News · Meta compromete-se com a plataforma Vera Rubin da NVIDIA num acordo de infraestrutura multigeracional
Meta compromete-se com a plataforma Vera Rubin da NVIDIA num acordo de infraestrutura multigeracional
Uma análise mais atenta ao que a Meta acordou realmente com a NVIDIA — dos clusters Vera Rubin à Confidential Computing no WhatsApp — e ao que os detalhes revelam.
O que a Meta nomeou, e o que isso significa
O anúncio é breve, mas os detalhes pesam mais do que o enquadramento.

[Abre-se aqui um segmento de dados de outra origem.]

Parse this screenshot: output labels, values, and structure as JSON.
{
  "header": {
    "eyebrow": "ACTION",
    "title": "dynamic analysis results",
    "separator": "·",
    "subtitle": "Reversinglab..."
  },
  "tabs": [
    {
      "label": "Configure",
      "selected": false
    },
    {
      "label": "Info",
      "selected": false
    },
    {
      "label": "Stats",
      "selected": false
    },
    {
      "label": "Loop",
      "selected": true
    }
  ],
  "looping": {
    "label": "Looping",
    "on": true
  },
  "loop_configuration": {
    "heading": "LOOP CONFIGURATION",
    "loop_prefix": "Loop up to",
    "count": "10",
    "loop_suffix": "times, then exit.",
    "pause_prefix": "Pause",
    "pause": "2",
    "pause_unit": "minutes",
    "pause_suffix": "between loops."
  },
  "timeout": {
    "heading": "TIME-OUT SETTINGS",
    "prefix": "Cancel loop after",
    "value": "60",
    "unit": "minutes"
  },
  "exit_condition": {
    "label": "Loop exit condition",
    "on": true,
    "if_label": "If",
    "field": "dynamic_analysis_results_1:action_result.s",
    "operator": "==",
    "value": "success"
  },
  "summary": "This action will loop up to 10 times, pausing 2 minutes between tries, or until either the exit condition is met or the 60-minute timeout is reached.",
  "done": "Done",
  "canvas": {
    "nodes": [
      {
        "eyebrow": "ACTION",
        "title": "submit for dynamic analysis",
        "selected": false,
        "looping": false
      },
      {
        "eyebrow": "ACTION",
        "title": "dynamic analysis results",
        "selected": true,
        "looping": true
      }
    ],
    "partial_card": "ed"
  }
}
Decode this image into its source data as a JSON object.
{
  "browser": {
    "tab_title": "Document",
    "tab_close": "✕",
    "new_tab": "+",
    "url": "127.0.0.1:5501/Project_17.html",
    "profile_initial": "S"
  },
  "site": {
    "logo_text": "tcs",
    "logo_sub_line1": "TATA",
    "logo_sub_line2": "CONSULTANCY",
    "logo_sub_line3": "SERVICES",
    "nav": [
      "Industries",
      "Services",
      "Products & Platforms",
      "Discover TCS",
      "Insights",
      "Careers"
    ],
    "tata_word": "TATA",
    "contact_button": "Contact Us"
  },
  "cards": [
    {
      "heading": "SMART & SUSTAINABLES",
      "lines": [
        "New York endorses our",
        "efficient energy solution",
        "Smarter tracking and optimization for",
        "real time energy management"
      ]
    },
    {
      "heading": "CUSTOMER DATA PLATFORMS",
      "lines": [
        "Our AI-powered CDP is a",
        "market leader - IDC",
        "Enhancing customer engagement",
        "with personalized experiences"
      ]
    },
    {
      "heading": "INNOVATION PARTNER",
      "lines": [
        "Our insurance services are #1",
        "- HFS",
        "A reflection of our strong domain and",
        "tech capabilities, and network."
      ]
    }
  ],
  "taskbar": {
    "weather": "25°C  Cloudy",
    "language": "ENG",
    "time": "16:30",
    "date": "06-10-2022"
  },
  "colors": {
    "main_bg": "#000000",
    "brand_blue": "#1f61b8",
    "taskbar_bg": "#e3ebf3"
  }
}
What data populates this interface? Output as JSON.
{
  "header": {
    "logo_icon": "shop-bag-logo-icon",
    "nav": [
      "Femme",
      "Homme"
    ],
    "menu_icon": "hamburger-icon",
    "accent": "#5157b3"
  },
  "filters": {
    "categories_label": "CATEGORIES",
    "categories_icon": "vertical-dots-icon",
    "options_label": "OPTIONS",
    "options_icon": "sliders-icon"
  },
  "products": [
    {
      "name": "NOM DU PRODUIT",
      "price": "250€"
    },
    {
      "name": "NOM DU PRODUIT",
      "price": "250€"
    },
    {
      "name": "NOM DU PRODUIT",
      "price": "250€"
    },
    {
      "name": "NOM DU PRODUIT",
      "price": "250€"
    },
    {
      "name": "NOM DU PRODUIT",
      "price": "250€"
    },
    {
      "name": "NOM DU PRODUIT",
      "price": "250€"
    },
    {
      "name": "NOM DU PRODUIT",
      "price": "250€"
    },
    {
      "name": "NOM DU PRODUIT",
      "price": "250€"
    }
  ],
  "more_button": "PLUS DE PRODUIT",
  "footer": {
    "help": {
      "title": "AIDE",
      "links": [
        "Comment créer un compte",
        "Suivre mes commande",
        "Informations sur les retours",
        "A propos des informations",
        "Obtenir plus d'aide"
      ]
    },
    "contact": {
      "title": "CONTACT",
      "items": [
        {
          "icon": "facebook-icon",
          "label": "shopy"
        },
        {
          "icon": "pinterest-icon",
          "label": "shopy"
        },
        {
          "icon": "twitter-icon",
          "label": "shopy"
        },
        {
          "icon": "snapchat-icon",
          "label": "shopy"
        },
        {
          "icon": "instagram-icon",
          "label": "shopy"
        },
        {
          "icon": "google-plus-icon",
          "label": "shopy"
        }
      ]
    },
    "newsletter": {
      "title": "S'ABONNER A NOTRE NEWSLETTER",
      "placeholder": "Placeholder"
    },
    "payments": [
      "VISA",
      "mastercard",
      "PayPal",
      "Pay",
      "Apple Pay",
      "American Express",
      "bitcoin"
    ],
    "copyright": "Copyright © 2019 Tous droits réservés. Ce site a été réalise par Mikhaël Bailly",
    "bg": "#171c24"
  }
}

A Meta afirma estar a assumir uma "parceria estratégica multianual" e uma "colaboração multigeracional" com a NVIDIA, uma linguagem que aponta para um roteiro, e não para uma simples atualização de hardware.
O detalhe mais concreto vem de Mark Zuckerberg, que nomeia diretamente a plataforma visada: a Vera Rubin da NVIDIA. É essa a geração específica sobre a qual a Meta planeia construir "clusters de ponta", ancorando o acordo a um produto futuro e nomeado da NVIDIA, em vez das GPUs que a Meta já utiliza.
Estamos entusiasmados por expandir a nossa parceria com a NVIDIA para construir clusters de ponta com a sua plataforma Vera Rubin, de forma a proporcionar superinteligência pessoal a todos no mundo.Montana Labs
O facto de o acordo "reforçar a relação já existente" indica que se trata de uma expansão, não de um novo fornecedor. A Meta está a aprofundar a sua dependência de uma stack que já utiliza, tanto no treino e inferência de AI como, como o texto refere, no seu "negócio principal".
Rede e privacidade, não apenas aceleradores
Duas adoções mencionadas no anúncio vão além da simples capacidade de computação em GPU. A Meta afirma ter implementado a plataforma de rede Ethernet Spectrum-X da NVIDIA "em toda a sua infraestrutura" para redes à escala de AI, com foco num desempenho previsível de baixa latência, maior utilização e eficiência energética.
O detalhe sobre a rede é um recordatório de que, à escala da Meta, a interligação entre sistemas é tão limitativa quanto os próprios chips. Comprometer-se com o Spectrum-X em toda a infraestrutura é uma decisão sobre como os clusters são interligados, não apenas sobre o que ocupa as racks.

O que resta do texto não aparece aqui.